Сибирский Робинзон (Черетаев) - страница 45

Медленно, но я все же шел вперед. Каждый шаг давался с трудом. Я жутко устал и отупел; меня качало от четырехдневного вынужденного голодания. Силы были почти на исходе.

«Кресло», — как-то заторможено констатировал я, увидев велюровую ткань, присыпанную снегом.

Забавно, но, увидев кресло, я тупо прошел дальше ещё метров пять. Остановился, медленно развернулся и уставился на него. А затем, опрометью бросившись назад, я оступился в снегу и упал, но моя рука все-таки дотянулась до кресла. Когда-то мягкая ткань стала твердой, как камень, но это уже не имело никакого значения. Важно, что это кресло из моего самолёта.

— Есть! Нашел! — взвыл я.

Спасён!

Разумеется, искать обломки самолёта нужно было где-то здесь…

— Искать, искать и еще раз искать, — возбужденно приговаривал я.

Окрылённый находкой, я быстро пошел вперед, присматриваясь к каждому подозрительному бугорку, под которым могли находиться другие обломки самолёта. В невероятном лихорадочном возбуждении, меняя направление, иногда падая в снег и вновь поднимаясь, я продолжал рыскать в поисках разбитого лайнера. Снег забился в ботинки, под джинсы и даже за воротник куртки.

Мой взгляд наткнулся на какую-то железку, торчащую из снега. Оказалось, что это ножка, крепящая кресло к полу самолёта. Я не технарь, и как она называется на самом деле, не знаю. Потом я обнаружил еще три перевернутых кресла. В глаза бросилась одна деталь, приковавшая меня к месту. Рядом с одним из кресел из-под снега виднелась рука — мужская рука, с большими часами на запястье… Рука была бледно-синего цвета. До этой минуты мне даже не приходило в голову, что рано или поздно я наткнусь на мертвецов. А я, признаться, с детства боюсь вида крови, а уж про мертвецов и говорить страшно… И вот теперь вид замороженной человеческой длани, похожей на кусок говядины, потряс меня до глубины души. Не помню, сколько времени я вот так простоял, ошарашено глядя на эту руку, но затем все-таки заставил себя идти дальше. Чувство эйфории улетучилось в мгновение ока, словно молния, озарившая на долю секунды путь через ночное кладбище…

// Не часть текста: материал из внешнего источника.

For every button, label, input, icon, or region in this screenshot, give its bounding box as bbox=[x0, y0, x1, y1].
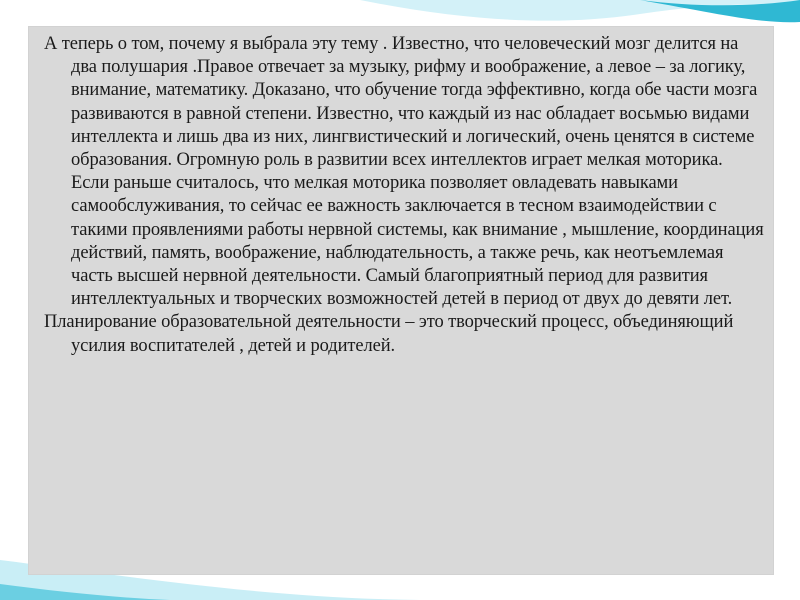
paragraph-1: А теперь о том, почему я выбрала эту тему . Известно, что человеческий мозг делится на два полушария .Правое отвечает за музыку, рифму и воображение, а левое – за логику, внимание, математику. Доказано, что обучение тогда эффективно, когда обе части мозга развиваются в равной степени. Известно, что каждый из нас обладает восьмью видами интеллекта и лишь два из них, лингвистический и логический, очень ценятся в системе образования. Огромную роль в развитии всех интеллектов играет мелкая моторика. Если раньше считалось, что мелкая моторика позволяет овладевать навыками самообслуживания, то сейчас ее важность заключается в тесном взаимодействии с такими проявлениями работы нервной системы, как внимание , мышление, координация действий, память, воображение, наблюдательность, а также речь, как неотъемлемая часть высшей нервной деятельности. Самый благоприятный период для развития интеллектуальных и творческих возможностей детей в период от двух до девяти лет. bbox=[44, 34, 764, 310]
paragraph-2: Планирование образовательной деятельности – это творческий процесс, объединяющий усилия воспитателей , детей и родителей. bbox=[44, 312, 734, 356]
slide-text bbox=[44, 33, 764, 358]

Я поднимался по склону горы. Здесь деревья росли не так плотно, пропуская больше света, ветра и снега. Идти стало еще тяжелее, но я был уверен, что иду в правильном направлении.

Я был настолько увлечен поисками, что не заметил, как закончился дождь. Я шёл и шёл вперед, окрыленный надеждой, подгоняемый голодом и холодом, поглощённый одной идеей, одной мыслью — найти злосчастный самолёт. Если я его не найду до конца дня, то смерть найдет меня. Я шёл вперед. Ведь пока я идешь — надеешься, а пока надеешься — живешь.